Silence for two beats.

“How'd you know?”

“When I was there for Thanksgiving I saw the book in the den. Your copy is missing page 308. You pinched one of my SASEs from my job applications to send it.”

She sighed. “Well, I've never been good at being sneaky, have I?”

“Not really,” I said, hoping my curt reply would put her off becoming chatty. The last thing I wanted to do right now was discuss this with Kathy.

“I'm sorry, Mark. I just—I—I know how much you loved her once. That kind of love is a rare gift, you know. And the resentment over losing it was tearing you up inside. You two were so …”

“Sis, could we talk about this another time? I can't—can't really talk at the moment. Can I call you back later?” I was still hoping against all reason for a call from Justine. Or a text. Or a smoke signal. Or some other sign of acknowledgment whatsoever. Please don't let it be silence. I could take anything but that, though it might be what I deserved.

“I just wish … wish that it had all been for something.”

So did I. After we said goodbye, I closed my eyes and put down the phone. I chugged the entire bottle of beer and snatched up another. I was on my third when the doorbell rang.

I suddenly remembered that I'd invited Eric over to celebrate the end of exams. I snapped open the door without looking in the peephole.

It wasn't Eric.

Justine.

Tears in her eyes, on her cheeks. Her cell phone in her hand. My heart stopped beating until she spoke.

“Mark.” It was a hoarse whisper. A plea. An exultation.

I would later learn that she had gone to the airport early and checked her baggage. It had taken her time to retrieve her belongings, to fill out papers and speak with an airline official about pulling out of her flight.

I said nothing as I watched her from the doorway. Then, I took her into my arms, held her close. Her tight sobs in my ear struck arrows to the core of me.

“I always loved you,” I said.

“I never stopped. But why? Why now?
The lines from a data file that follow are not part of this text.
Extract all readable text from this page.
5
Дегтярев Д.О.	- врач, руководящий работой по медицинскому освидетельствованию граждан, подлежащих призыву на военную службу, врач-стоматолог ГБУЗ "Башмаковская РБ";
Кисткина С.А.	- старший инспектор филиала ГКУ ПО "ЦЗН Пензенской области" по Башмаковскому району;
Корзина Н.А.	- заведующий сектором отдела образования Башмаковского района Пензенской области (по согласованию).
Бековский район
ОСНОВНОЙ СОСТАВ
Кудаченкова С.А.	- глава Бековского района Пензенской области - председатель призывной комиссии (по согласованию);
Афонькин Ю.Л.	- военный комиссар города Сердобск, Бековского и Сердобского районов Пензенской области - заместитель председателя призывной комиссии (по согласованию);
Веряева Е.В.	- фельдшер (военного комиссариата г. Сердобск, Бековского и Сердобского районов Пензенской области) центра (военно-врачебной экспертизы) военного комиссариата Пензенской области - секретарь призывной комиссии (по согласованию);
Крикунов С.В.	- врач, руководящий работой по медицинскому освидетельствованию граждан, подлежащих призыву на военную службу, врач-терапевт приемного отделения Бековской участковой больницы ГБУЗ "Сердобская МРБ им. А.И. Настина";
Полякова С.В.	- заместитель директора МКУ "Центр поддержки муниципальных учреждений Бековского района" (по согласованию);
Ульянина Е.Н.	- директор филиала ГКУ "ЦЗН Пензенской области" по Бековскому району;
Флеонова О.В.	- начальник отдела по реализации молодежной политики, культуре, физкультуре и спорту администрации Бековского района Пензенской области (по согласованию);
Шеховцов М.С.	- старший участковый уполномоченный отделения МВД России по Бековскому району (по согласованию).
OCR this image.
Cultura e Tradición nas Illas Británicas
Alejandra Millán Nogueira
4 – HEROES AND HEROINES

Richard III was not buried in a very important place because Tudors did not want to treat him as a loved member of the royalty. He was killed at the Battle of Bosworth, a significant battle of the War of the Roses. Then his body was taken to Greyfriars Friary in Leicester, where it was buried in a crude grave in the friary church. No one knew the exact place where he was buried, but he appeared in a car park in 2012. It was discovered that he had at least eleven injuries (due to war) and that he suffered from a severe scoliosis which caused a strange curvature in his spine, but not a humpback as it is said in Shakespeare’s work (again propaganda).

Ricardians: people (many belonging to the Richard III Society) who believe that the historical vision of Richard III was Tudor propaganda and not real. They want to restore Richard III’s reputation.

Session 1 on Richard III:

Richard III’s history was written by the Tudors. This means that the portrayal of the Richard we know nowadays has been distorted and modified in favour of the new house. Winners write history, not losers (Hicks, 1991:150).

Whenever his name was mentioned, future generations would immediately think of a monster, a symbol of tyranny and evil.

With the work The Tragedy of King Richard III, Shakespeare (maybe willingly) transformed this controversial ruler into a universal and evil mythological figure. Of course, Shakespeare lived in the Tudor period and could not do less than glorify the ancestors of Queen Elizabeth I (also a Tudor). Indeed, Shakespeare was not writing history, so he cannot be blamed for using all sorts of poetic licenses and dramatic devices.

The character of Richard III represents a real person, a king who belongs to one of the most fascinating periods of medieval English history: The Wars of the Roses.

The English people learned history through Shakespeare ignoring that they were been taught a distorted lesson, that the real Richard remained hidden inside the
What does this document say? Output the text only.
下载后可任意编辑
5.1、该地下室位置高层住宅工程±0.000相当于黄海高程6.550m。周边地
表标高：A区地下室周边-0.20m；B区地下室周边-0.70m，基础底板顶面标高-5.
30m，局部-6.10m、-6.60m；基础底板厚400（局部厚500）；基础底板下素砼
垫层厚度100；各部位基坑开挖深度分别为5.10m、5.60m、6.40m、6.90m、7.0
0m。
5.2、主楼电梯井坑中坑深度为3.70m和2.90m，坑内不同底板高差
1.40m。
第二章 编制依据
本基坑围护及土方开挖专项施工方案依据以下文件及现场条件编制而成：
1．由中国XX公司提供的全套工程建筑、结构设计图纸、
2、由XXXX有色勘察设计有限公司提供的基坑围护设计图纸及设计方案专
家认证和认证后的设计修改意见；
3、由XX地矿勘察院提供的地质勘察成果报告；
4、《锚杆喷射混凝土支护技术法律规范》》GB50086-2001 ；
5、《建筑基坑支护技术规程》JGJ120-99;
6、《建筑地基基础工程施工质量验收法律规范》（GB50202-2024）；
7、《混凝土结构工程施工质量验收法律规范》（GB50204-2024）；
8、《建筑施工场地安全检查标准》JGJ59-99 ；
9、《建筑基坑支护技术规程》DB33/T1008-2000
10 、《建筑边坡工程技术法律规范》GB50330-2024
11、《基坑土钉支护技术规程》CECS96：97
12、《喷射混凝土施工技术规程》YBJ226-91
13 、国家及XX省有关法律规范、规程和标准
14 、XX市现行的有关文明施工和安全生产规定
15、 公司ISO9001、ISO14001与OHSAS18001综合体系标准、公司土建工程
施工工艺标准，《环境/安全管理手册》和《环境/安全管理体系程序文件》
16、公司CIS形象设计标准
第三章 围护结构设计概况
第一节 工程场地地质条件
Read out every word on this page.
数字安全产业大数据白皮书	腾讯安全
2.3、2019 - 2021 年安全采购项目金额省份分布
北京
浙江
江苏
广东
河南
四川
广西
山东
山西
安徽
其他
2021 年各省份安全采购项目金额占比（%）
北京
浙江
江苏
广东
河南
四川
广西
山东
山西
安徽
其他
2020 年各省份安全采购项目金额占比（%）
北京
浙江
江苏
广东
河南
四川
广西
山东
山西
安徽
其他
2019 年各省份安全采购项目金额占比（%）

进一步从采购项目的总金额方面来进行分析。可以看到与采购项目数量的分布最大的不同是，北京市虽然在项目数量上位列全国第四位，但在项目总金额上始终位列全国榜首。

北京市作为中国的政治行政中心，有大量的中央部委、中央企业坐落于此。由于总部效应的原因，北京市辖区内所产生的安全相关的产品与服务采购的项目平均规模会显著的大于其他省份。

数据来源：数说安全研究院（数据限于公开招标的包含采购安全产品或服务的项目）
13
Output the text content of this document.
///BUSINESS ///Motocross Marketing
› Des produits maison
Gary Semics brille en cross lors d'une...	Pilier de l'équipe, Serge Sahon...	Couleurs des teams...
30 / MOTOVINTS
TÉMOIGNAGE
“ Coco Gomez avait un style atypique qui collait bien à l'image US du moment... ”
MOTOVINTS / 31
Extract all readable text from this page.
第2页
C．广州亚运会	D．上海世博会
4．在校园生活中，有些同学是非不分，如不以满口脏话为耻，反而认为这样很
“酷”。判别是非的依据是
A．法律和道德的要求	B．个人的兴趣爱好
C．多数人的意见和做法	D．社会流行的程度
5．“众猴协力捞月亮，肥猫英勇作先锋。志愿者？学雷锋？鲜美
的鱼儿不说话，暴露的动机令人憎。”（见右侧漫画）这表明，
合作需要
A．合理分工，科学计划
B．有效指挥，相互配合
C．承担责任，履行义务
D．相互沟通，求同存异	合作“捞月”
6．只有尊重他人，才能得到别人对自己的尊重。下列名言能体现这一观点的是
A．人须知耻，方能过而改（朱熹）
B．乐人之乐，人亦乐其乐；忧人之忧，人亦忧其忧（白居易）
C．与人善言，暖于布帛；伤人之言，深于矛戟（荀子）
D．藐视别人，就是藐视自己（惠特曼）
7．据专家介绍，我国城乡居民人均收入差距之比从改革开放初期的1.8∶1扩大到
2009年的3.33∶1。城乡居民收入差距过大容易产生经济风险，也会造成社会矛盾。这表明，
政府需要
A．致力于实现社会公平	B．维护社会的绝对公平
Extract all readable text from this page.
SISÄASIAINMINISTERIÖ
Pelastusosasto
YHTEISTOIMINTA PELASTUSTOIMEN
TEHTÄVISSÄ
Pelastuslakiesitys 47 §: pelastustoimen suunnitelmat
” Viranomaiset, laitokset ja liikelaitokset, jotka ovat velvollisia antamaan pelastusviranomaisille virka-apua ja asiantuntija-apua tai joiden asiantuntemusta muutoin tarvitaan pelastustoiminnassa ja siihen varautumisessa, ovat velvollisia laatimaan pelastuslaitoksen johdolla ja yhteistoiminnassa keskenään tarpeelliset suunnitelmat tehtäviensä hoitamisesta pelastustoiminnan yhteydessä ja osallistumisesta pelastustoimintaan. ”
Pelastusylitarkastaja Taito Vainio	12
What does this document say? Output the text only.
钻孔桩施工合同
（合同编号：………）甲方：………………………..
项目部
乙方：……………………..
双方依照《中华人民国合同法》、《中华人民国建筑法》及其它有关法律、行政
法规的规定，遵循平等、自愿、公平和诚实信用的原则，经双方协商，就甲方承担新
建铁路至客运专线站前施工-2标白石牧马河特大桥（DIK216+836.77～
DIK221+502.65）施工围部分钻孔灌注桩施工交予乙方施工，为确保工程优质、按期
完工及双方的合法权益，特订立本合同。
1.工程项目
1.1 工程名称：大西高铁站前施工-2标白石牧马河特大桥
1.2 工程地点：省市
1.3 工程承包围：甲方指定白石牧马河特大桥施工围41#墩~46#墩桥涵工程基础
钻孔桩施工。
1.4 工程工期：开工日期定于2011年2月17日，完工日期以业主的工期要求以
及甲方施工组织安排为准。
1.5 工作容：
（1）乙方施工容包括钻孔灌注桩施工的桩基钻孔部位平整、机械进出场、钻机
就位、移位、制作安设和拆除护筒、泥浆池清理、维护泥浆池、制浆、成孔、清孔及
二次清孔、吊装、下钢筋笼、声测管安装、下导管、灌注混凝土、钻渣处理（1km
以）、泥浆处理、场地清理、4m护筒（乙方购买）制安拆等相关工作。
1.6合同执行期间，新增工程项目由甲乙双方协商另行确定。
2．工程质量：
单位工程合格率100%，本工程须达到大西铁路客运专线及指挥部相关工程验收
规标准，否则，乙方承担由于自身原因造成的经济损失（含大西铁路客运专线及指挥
After everything …”

I backed into my apartment with her still in my arms. We kissed. She tasted the same, and different—a trace of coffee and
that cinnamon gum she loved. She tasted
better
. Our lips met in quiet understanding, mutual forgiveness, passionate reunion.

When we finished, I rested my forehead against hers, her question still hanging between us:
Why now?

I took a breath to finally respond. I hoped that she would understand my answer. “Jane Austen made me do it.”